This year, we are excited to announce that H3IT, Home Healthcare and Hospice Information Technology Conference, will be co-located and held in partnership with the 2018 Annual Meeting and Exposition of the National Association for Home Care and Hospice (NAHC). NAHC has been a sponsor of H3IT for a number of years. In 2018, H3IT becomes a pre-conference of NAHC making it convenient to attend both events.
H3IT 2018 will be the fifth annual international conference for all stakeholders interested in innovative approaches to home healthcare, hospice, and information technology. Building upon the success of the first four years, the conference provides an authoritative forum where evidence-based findings, information, and tools are communicated to achieve better health outcomes, quality of care, utilization of and access to care, and reduced care costs in home and hospice care settings. H3IT's interdisciplinary and applied elements make the conference highly relevant to the patients, providers, payers, vendors, and governments.
Abstract: As home health referrals have increased, hospitals and healthcare systems have more financial incentives to improve patient outcomes in all sites of clinical care. The transition from hospital to home health is a critical time for patients as they adjust to living back at home while recovering from acute illness.
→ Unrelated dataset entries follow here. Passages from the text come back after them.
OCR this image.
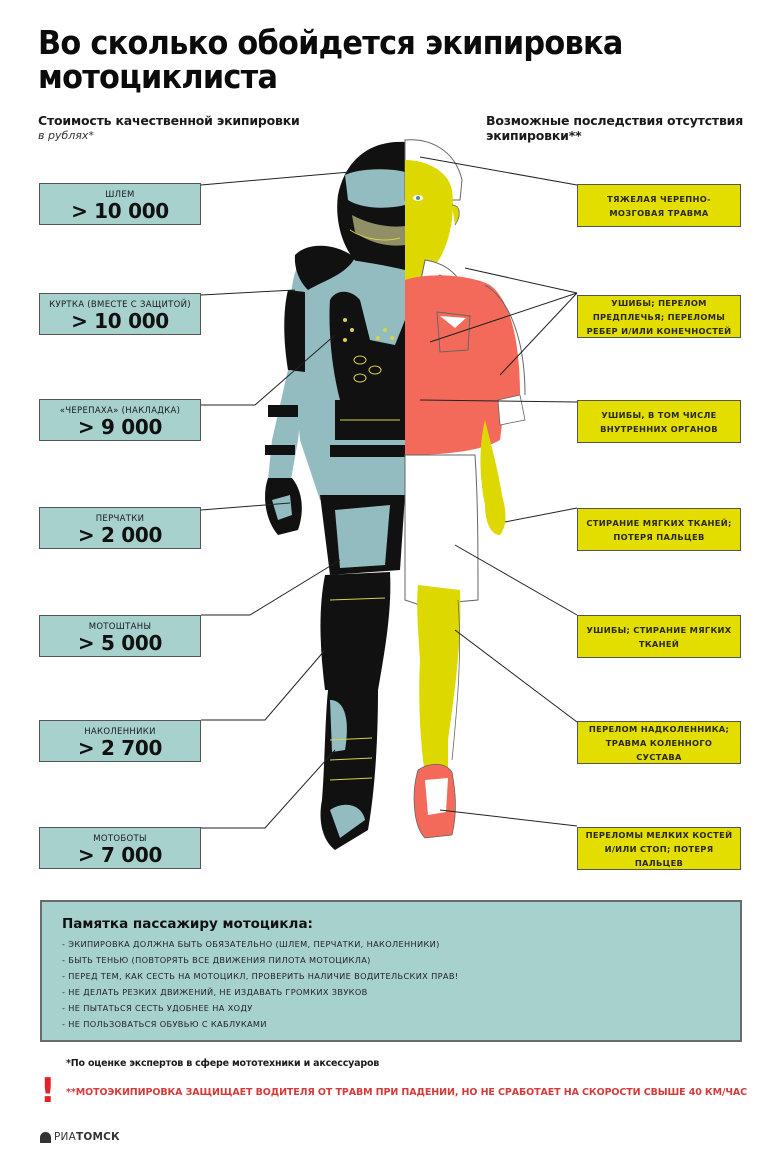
Во сколько обойдется экипировка мотоциклиста
Стоимость качественной экипировки
в рублях*
Возможные последствия отсутствия экипировки**
ШЛЕМ
> 10 000
КУРТКА (ВМЕСТЕ С ЗАЩИТОЙ)
> 10 000
«ЧЕРЕПАХА» (НАКЛАДКА)
> 9 000
ПЕРЧАТКИ
> 2 000
МОТОШТАНЫ
> 5 000
НАКОЛЕННИКИ
> 2 700
МОТОБОТЫ
> 7 000
ТЯЖЕЛАЯ ЧЕРЕПНО-МОЗГОВАЯ ТРАВМА
УШИБЫ; ПЕРЕЛОМ ПРЕДПЛЕЧЬЯ; ПЕРЕЛОМЫ РЕБЕР И/ИЛИ КОНЕЧНОСТЕЙ
УШИБЫ, В ТОМ ЧИСЛЕ ВНУТРЕННИХ ОРГАНОВ
СТИРАНИЕ МЯГКИХ ТКАНЕЙ; ПОТЕРЯ ПАЛЬЦЕВ
УШИБЫ; СТИРАНИЕ МЯГКИХ ТКАНЕЙ
ПЕРЕЛОМ НАДКОЛЕННИКА; ТРАВМА КОЛЕННОГО СУСТАВА
ПЕРЕЛОМЫ МЕЛКИХ КОСТЕЙ И/ИЛИ СТОП; ПОТЕРЯ ПАЛЬЦЕВ
Памятка пассажиру мотоцикла:
- ЭКИПИРОВКА ДОЛЖНА БЫТЬ ОБЯЗАТЕЛЬНО (ШЛЕМ, ПЕРЧАТКИ, НАКОЛЕННИКИ)
- БЫТЬ ТЕНЬЮ (ПОВТОРЯТЬ ВСЕ ДВИЖЕНИЯ ПИЛОТА МОТОЦИКЛА)
- ПЕРЕД ТЕМ, КАК СЕСТЬ НА МОТОЦИКЛ, ПРОВЕРИТЬ НАЛИЧИЕ ВОДИТЕЛЬСКИХ ПРАВ!
- НЕ ДЕЛАТЬ РЕЗКИХ ДВИЖЕНИЙ, НЕ ИЗДАВАТЬ ГРОМКИХ ЗВУКОВ
- НЕ ПЫТАТЬСЯ СЕСТЬ УДОБНЕЕ НА ХОДУ
- НЕ ПОЛЬЗОВАТЬСЯ ОБУВЬЮ С КАБЛУКАМИ
*По оценке экспертов в сфере мототехники и аксессуаров
! **МОТОЭКИПИРОВКА ЗАЩИЩАЕТ ВОДИТЕЛЯ ОТ ТРАВМ ПРИ ПАДЕНИИ, НО НЕ СРАБОТАЕТ НА СКОРОСТИ СВЫШЕ 40 КМ/ЧАС
РИАТОМСК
Home health clinicians often have the most intensive interactions with patients in the early days after discharge. Yet, in prior work we have found that the communication between hospital and home health clinicians is deficient and that frequently home health clinicians are unable to reach clinicians. In addition, a recent study found that communication failures in which home health clinicians were unable to reach physicians were associated with an increased risk of hospital readmissions. With the increasing prevalence of electronic health records in clinical practice, multiple opportunities exist to link the care provided across clinical settings. Several innovative solutions and aspirations to leverage IT to improve communication after discharge from the hospital to home health will be discussed, including electronic access to hospital-based electronic health records, electronic messaging within electronic records across settings, and telehealth clinical interactions to connect home health clinicians and patients with clinicians in other settings.
Bio: Christine D. Jones, MD, MS is an Assistant Professor of Medicine at the University of Colorado, Anschutz Medical Campus where she is the Director of Care Transitions and Director of Scholarship for the Division of Hospital Medicine. Dr. Jones graduated from St. Olaf College in Northfield, Minnesota. She then attended Emory Medical School in Atlanta, Georgia and completed her internal medicine residency training, including a chief resident year, at the University of New Mexico in Albuquerque, New Mexico. She also completed a Preventive Medicine Residency and a NRSA Primary Care Research fellowship at the University of North Carolina at Chapel Hill, North Carolina. Dr. Jones’ research is focused on improving care coordination between clinicians in different settings to improve outcomes for patients discharged with home health care. Her research is supported by a K08 career development award from the Agency for Healthcare Research and Quality. Her overall goal is to improve the quality of care transitions for hospitalized patients discharged to home health care.